Alternatively, one could also make this requirement explicit by changing the inputs to \( \textrm{Eval}\) to be a vector \( (a_0,\dots ,a_k)\in \mathbb {Z}_p^k \) and return whether \( \vec {x} \) lies on the hypersurface defined by \( a_0+\sum _{i=1}^k a_iF_i \). The requirement for solutions \( \hat{F}_i \) could be adapted accordingly.

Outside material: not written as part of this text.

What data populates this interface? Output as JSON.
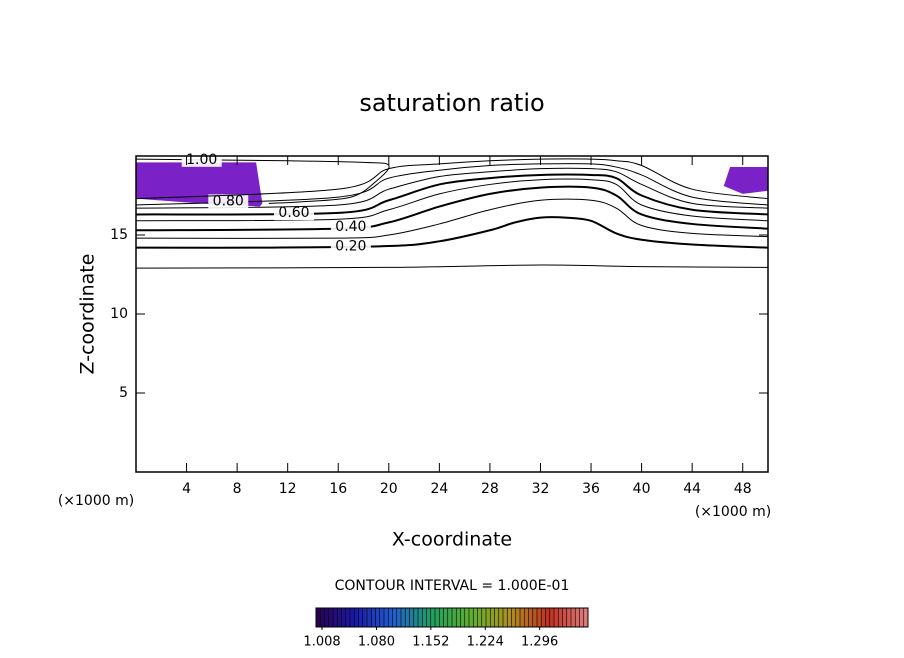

As is the case for \( \textrm{Eval}\), oracle \( \textrm{Dec}\) corresponds to evaluating containment in a hypersurface, albeit, one of degree possibly higher than the ones in the linear span of the input polynomials. Thus, one could incorporate \( \textrm{Dec}_{W_i} \) into \( \textrm{Eval}\) by expanding the range of admissible polynomials for the latter from \( \textrm{Span}(1,F_1,\dots ,F_k) \) to also include polynomials of the form \( W_i(F'_1,\dots ,F'_{s_i})\in \mathbb {Z}_p[X_1,\dots ,X_t] \) for \( F'_j\in \textrm{Span}(1,F_1,\dots ,F_k) \). However, we decided to keep the oracles separated in order to have a clearer conceptual distinction between the group-operation oracle and decisional oracles.
We measure the running time of generic algorithms by their query count. So, both sampling from \( \mathcal {R}\) and checking whether \( \sigma \in \mathcal {R}\) need not be efficiently computable. We use this approach for ease of exposition, but point out that these operations can easily be adapted to be done efficiently by sampling \( \mathcal {R}\) on the fly.